Mirroring cable in its heyday when a new week seemed to correlate with a new cable network, some question the future of the linear model. Then there is the concern in the multitude of choices in today’s streaming market. Will consumers, already potentially frustrated with juggling multiple subscriptions and associated rising cost, reach a breaking point?
Today, over 1,200 OTT services — the universally appealing ones, those in niches and everything in between — are available globally, according to Dan Rayburn, principal analyst, Frost & Sullivan. The estimated number in the United States hovers in the hundreds. Some are distributors, some are syndicators and others are content owners.
Apple TV+ and Disney+ launched this past November. Peacock, NBCUniversal’s entry into the stream arena, and Quibi, a short-form mobile video platform founded by Jeffrey Katzenberg, are coming this month. HBO Max, from WarnerMedia Entertainment, a division of AT&T’s WarnerMedia, is slated to debut in May.
BETTER USER EXPERIENCE
“Let me begin with what should be obvious … there is no streaming war. That is a term made up by the media,” said Rayburn. “Some people want depth of different categories of programming. Some people just want sports. Some people just want scripted programming. Some people may seek only news. It’s called choice, and it is a competition. Competition is good because it makes all these services want to provide a better user experience for consumers.”
Mark Donnigan, vice president of marketing at Beamr, sees a different “war” of sorts brewing. “I think this so-called ‘war’ is within the content producers, not the streamers,” he said. “It is amazing how much work, human effort, talent and specialized skill goes into making original content, whether it is episodic or film, even sports production. For them, right now, it is a great time to be in Hollywood. For the end-user, the depth of content being produced only accentuates the value of these new streamers.
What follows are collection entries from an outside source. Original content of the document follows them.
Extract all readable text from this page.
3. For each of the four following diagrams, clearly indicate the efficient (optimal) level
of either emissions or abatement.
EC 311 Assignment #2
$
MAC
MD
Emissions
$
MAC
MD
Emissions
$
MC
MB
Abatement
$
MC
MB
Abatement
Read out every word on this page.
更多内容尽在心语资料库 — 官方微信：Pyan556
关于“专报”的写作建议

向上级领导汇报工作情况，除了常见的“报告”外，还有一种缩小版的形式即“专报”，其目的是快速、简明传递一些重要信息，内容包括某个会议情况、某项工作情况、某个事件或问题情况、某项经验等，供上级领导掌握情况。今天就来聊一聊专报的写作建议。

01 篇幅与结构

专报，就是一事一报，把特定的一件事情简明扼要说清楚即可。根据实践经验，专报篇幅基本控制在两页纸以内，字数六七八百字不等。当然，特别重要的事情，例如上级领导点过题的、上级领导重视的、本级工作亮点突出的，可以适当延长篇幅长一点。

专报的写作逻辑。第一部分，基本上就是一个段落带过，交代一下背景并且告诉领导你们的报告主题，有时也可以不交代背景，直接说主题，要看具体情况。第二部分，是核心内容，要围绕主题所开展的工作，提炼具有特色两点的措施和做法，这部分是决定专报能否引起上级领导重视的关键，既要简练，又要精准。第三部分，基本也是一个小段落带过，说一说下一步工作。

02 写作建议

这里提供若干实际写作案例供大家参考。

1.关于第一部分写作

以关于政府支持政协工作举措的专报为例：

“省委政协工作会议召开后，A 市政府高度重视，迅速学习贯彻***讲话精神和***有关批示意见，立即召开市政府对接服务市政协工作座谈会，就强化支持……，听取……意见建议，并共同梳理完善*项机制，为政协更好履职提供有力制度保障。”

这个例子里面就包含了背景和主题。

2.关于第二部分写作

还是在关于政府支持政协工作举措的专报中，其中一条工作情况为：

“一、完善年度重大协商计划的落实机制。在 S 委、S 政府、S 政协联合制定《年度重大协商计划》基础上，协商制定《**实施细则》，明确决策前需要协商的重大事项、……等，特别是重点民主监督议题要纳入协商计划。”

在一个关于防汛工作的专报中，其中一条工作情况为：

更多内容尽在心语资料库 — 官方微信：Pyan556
“I remember when there was a concern that too much non-scripted programming would eventually replace scripted options,” he said. “So, shouldn’t the rising number of OTT platforms with more opportunities for all kinds of scripted content be welcomed? And didn’t the linear broadcasters survive the glut of new cable outlets way back when?”
“A surprising development, and one that is just really notable,” said Jeff Gilbert, vice president of strategy, Qwilt, “is how the connected devices, and even the TV operating systems, have garnered a much greater share of viewership on streaming services than I think anyone expected.” Qwilt, a self-described “Uber,” offers new business models for content delivery. “A common initial thought was that everyone was going to watch the streaming services on their phones. But most of the volume they were seeing was on their Roku or their Apple TV, or whatever else, on a big screen. And this only accelerated the OTT content model and made it more viable.”
LINEAR IS NOT GOING AWAY
“Linear is still the place to go for live programming and for sports, and that is not going to change,” said Rayburn. “Major sports are still going to stay on traditional TV distribution because those are the platforms that have the money to pay for it. And while many are waiting for the digital bubble to burst, look at the caliber of the companies behind these services … Google, Amazon, Apple, AT&T, Disney and others. These are not companies that have to make the vast majority of their revenue from these services. These services are a complement to other products and services.”
“I think there is more drama over mechanism of delivery than there should be,” said Gilbert. “At the end of the day, I think people want to simply see stuff. What might be challenging for the end-user is going from getting the same suite of channels, whether they subscribed to Dish, DirecTV or Comcast, or whoever, to this new era of figuring out what each service offers content-wise. Streaming services have placed the burden of content search much more on the end user,” he said. “Maybe that is sort of where this ‘war’ is going on.”